Update: Being my first entry here, I didn’t realize that my listed name would be “Curtis Poe”. Everywhere else it’s “Ovid” or “Curtis ‘Ovid’ Poe”. Sorry for the confusion.

Since this is my first blog entry for O’Reilly, an introduction seems to be in order. If you’re involved in the Perl community, you probably know who I am. For those who don’t, I’m one of the authors of the new Perl Hacks book, along with chromatic and Damian Conway. I also sit on the Perl Foundation steering committee and I run the Perl Foundation grant committee. I also have a moderately popular CGI Course online and a fair amount of code released on the CPAN.

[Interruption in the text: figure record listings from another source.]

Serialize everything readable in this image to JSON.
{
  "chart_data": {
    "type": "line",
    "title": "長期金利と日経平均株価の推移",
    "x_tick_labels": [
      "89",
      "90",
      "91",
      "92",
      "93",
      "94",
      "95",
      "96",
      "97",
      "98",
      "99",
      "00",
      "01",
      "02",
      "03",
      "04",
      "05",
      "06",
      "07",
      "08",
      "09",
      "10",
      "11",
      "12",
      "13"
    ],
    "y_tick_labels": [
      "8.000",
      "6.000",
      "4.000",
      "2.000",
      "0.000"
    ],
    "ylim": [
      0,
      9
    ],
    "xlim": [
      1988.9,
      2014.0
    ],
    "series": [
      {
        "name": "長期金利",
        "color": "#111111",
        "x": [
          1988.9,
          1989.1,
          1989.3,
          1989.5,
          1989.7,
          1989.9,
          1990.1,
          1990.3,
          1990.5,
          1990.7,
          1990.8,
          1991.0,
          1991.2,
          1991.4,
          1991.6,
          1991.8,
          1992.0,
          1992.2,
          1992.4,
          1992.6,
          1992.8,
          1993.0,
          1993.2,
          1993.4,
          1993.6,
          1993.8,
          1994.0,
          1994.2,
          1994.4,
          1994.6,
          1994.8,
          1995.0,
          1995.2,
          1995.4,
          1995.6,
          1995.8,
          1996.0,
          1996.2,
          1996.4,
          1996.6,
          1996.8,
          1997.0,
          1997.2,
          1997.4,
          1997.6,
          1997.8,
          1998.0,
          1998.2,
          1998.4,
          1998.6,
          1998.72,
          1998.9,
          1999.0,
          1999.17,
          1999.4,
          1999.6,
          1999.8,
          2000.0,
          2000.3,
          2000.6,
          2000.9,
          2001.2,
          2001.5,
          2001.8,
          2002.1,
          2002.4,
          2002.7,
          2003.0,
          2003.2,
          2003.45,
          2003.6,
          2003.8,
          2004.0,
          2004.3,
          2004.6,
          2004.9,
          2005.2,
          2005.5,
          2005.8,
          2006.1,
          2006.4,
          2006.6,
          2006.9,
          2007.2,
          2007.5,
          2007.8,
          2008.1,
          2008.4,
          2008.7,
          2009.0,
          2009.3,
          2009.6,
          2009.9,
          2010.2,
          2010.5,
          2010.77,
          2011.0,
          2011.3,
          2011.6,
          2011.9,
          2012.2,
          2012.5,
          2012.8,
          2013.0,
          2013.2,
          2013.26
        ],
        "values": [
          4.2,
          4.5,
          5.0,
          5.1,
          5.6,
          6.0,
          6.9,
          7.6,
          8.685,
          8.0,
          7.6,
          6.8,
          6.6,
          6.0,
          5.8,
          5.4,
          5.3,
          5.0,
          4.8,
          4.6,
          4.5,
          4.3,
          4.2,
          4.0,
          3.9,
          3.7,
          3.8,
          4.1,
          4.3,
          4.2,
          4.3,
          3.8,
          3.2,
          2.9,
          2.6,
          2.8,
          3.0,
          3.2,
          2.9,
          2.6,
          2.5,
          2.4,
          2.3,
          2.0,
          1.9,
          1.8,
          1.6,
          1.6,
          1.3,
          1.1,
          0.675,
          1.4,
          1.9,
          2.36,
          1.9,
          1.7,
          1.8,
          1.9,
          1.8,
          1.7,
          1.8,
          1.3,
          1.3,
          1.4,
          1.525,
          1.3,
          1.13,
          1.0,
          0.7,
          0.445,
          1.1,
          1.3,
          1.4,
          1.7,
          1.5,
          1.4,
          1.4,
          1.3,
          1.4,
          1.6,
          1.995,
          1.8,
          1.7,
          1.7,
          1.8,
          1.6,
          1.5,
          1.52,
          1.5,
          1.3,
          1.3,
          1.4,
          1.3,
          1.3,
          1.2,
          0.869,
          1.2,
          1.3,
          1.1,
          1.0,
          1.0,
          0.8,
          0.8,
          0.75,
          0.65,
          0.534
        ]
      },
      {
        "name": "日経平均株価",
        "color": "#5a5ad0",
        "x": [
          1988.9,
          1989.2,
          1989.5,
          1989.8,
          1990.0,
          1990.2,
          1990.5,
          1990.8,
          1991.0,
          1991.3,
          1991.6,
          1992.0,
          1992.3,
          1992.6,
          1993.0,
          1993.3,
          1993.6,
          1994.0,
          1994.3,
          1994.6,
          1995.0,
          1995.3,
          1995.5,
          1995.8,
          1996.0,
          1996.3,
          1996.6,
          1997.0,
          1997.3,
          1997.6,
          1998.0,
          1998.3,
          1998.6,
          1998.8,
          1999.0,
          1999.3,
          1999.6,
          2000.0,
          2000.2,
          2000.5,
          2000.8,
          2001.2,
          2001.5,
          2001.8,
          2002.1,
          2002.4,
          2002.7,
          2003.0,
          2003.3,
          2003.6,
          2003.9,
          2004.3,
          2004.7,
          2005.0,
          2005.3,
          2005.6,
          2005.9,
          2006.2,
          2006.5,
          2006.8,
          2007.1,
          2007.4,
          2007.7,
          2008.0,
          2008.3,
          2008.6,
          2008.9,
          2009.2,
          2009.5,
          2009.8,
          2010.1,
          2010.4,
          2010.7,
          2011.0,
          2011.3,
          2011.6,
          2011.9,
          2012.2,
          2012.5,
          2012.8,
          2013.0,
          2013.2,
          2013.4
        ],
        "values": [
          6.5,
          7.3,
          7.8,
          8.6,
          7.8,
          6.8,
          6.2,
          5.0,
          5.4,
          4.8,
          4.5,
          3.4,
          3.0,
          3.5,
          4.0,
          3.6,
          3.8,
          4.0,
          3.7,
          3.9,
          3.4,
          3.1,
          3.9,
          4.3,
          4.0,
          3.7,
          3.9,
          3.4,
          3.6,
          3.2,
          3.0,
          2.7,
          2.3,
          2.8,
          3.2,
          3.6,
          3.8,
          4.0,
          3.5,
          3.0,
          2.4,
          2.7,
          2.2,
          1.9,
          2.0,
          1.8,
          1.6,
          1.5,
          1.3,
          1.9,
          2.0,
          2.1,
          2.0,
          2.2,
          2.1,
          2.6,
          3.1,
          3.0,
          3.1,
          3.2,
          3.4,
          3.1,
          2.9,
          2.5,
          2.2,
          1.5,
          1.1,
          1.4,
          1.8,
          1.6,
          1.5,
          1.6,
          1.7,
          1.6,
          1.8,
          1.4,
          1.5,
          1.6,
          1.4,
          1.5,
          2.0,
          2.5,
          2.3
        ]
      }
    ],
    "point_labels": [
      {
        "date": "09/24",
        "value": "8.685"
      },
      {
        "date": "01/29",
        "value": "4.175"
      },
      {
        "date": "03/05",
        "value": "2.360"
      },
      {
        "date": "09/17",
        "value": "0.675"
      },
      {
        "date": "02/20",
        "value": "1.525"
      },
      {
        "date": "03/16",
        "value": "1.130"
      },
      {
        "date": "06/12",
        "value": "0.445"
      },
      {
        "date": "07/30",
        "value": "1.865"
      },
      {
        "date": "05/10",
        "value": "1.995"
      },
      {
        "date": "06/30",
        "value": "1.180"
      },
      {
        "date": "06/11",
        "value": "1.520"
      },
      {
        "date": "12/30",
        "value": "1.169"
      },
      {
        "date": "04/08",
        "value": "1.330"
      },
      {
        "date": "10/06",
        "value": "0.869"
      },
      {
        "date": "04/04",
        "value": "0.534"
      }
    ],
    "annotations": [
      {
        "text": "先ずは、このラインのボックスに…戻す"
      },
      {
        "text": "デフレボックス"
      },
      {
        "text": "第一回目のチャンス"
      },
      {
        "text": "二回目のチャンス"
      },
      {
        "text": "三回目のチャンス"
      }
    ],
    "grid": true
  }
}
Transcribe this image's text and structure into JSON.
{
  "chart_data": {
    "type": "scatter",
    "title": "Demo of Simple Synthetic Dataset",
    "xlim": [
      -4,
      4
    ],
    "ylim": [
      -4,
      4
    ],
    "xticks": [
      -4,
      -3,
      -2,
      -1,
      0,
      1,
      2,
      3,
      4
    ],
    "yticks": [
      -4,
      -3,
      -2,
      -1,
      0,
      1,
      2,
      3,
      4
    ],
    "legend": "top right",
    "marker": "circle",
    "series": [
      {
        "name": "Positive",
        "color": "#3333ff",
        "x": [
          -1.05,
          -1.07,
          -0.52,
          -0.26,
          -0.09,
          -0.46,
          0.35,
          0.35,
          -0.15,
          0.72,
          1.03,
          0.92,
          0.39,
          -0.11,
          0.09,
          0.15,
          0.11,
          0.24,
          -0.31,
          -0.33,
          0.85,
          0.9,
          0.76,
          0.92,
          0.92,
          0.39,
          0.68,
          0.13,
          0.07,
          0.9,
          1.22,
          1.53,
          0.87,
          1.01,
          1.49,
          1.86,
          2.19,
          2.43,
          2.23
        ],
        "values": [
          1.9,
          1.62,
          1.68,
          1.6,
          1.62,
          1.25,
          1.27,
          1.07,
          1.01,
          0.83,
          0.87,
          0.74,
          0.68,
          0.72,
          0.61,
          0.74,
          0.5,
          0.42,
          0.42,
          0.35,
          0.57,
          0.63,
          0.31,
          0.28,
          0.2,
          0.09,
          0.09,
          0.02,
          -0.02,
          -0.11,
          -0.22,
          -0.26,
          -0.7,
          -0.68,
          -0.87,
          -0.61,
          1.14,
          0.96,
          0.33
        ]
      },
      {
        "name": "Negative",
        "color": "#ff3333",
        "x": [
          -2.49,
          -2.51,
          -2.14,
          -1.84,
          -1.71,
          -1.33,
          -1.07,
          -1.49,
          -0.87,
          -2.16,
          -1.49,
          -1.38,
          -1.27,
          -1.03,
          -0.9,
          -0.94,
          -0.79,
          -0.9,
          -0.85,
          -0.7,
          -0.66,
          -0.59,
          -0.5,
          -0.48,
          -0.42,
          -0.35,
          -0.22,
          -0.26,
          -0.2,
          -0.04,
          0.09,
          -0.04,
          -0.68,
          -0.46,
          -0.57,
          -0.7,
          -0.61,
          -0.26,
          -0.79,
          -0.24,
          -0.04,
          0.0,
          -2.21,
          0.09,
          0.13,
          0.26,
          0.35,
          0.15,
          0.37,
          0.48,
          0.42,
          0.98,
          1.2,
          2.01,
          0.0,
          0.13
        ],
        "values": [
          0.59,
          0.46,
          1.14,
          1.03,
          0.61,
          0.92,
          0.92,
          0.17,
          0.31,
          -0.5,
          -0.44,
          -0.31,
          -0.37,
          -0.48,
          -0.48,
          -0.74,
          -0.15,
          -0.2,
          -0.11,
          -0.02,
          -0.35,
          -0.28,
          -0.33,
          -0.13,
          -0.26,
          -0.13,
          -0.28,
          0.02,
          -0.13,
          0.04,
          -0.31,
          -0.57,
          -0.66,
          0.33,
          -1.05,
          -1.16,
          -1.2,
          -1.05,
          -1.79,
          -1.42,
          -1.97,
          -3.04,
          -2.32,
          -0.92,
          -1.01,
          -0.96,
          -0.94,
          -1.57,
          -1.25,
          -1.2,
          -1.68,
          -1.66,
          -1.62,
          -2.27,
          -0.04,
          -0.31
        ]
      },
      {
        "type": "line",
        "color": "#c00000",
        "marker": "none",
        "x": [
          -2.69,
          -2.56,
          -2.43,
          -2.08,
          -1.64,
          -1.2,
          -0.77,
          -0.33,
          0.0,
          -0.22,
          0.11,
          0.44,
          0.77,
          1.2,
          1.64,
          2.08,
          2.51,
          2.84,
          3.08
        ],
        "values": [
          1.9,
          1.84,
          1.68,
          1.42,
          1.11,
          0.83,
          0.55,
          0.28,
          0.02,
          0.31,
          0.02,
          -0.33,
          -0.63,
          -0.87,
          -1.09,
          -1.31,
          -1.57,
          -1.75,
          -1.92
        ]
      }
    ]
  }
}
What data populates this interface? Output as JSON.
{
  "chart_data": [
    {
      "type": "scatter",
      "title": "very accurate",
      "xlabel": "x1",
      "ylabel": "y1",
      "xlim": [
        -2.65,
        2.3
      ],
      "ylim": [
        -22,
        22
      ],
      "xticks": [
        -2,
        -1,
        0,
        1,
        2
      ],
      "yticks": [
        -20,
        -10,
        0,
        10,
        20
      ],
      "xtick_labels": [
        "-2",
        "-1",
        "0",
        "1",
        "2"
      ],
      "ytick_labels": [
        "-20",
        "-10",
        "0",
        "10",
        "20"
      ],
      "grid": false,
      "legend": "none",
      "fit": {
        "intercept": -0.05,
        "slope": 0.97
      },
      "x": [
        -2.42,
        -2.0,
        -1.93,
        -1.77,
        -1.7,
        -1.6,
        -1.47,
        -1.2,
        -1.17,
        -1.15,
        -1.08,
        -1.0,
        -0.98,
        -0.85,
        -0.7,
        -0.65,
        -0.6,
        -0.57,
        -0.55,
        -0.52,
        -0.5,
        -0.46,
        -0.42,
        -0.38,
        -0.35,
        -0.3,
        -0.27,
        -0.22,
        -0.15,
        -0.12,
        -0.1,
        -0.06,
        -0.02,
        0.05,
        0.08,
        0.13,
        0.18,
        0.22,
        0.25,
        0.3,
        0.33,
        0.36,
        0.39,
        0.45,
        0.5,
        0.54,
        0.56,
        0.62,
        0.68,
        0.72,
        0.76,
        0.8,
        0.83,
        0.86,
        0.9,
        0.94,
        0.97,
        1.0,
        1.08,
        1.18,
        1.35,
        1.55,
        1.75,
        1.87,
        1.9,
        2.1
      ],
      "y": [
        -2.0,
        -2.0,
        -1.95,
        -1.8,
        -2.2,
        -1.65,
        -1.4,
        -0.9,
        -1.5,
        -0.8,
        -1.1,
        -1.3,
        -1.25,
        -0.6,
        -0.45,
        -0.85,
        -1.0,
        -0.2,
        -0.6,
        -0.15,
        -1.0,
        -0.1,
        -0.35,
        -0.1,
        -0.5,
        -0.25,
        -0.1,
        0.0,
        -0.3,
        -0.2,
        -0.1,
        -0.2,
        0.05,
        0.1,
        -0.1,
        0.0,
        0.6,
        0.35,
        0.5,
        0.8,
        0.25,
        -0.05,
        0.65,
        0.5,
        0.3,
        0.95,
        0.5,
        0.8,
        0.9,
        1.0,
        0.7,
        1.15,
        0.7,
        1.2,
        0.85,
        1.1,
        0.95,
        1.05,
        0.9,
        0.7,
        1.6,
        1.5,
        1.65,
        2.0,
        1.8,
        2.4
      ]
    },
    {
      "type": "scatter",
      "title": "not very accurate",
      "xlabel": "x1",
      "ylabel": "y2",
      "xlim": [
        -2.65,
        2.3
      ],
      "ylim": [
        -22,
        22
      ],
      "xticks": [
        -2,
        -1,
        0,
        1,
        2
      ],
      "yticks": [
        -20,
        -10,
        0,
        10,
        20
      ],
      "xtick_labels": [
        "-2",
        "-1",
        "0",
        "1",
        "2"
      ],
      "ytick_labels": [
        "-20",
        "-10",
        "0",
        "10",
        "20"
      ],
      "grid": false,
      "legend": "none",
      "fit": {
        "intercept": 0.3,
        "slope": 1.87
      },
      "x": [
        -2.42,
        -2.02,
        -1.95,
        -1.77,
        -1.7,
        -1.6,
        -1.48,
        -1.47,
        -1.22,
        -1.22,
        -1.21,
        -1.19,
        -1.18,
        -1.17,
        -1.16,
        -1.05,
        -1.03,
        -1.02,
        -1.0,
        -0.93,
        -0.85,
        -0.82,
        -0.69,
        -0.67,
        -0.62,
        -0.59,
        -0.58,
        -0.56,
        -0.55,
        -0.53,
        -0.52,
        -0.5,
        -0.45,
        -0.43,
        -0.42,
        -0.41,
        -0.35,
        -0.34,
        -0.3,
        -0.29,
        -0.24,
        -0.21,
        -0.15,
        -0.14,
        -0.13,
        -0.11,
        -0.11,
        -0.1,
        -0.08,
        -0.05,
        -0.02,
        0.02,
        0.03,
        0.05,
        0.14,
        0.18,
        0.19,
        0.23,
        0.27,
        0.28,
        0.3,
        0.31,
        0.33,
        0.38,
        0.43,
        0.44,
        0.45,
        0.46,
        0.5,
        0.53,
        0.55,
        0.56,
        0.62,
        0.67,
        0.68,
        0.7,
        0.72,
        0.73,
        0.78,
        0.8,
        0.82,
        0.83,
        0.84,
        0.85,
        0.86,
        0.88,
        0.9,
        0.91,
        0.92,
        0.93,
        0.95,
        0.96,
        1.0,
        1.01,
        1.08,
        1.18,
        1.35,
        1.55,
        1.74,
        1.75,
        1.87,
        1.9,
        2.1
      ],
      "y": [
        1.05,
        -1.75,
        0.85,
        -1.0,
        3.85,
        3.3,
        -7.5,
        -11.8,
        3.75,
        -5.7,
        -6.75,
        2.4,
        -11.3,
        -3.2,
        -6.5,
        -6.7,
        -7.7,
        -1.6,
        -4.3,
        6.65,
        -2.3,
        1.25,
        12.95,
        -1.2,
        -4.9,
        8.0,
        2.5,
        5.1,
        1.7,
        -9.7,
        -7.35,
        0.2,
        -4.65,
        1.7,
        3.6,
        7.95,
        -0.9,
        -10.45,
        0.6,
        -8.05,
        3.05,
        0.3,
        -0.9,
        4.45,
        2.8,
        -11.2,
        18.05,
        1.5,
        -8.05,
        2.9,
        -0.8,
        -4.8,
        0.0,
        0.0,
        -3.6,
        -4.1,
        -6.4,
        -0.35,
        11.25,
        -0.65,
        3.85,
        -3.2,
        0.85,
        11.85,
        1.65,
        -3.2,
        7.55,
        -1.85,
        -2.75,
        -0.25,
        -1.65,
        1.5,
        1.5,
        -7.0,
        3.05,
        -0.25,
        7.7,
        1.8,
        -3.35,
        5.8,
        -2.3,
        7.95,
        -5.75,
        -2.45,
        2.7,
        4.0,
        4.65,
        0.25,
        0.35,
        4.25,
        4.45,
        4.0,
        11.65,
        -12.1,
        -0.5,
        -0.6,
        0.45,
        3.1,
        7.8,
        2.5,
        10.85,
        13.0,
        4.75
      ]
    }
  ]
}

I have numerous interests including database design, test-driven development, Web programming and usability. The latter subject has particularly interested me due to the poor state of much code written for the Web. Usability, in my mind, involves focusing about how the end user will really be using your code instead of focusing on functionality. The latter should be driven by the former instead of the other way around. As a classic example, consider the early days of Web programming. Frequently, programmers would grab data from an HTML form and just use the data without bothering to “scrubbing” the data to ensure its validity and safety. This, of course, is a dangerous practice, but it does have a very curious benefit: it allows the programmer to focus on their business needs instead of the nit-picky details involved in scrubbing the detail. As a result, the application development is much faster.

Naturally, this is a terrible trade-off. Numerous Web sites have been hacked due to poor scrubbing. Numerous attempts to provide generic solutions to solve this problem have proven to be confusing and difficult to use. This is often because the developers of these solutions seemed to focus on what needed to be done rather than making it as easy as possible for the programmer to use the code (though I suspect the developers would argue otherwise). As a result, programmers often either skip the data scrubbing or they embed all of the scrubbing in their code and this can obscure the business problem they’re trying to solve. What’s worse, by embedding the scrubbing in their code, they’re often repeating this scrubbing throughout their code. If they need to change how they validate data, they won’t be very happy.

To deal with this, I’ve started writing Class::CGI. Though still alpha code, it’s an experiment with trying to provide the data “scrubbing” but abstract it away into “handlers” which allows the developer to focus on solving their business problem rather than the fiddly bits. It looks something like this:

  use Class::CGI
      handlers => {
          date     => 'Class::CGI::DateTime',
          email    => 'Class::CGI::Email::Valid',
          customer => 'My::Customer::Handler'
      };

  my $cgi = Class::CGI->new;
  $cgi->required(qw/customer date/);

  my $customer = $cgi->param('customer');
  my $email    = $cgi->param('email');
  my $date     = $cgi->param('date');

  if ( $cgi->errors ) { ... }

That’s the basic pattern of how Class::CGI should be used. The date is actually returned as a DateTime object, but only if all required fields (day, month and year) are present. The email address is automatically checked for validity and the customer might be a customer record you’ve pulled from a database. In other words, an awful lot of grunt work has been hidden away behind the scenes and you, the programmer, can focus on getting your job done.

While the technical details are outside of what I want to focus on here, the basic implementation is a mediator pattern. By doing an awful lot of Web programming and knowing the common problems that programmers face when writing Web-based code, we provide a simple interface which makes programming easier. Further, it allows the application code to focus on the business problem you’re trying to solve and should make the code easier to read and maintain. Whether or not Class::CGI becomes successful is still up in the air, but so far I’ve found that programming with it makes for clean, easy to use code. And that’s because I focused on what the programmer needs instead of what the program needs.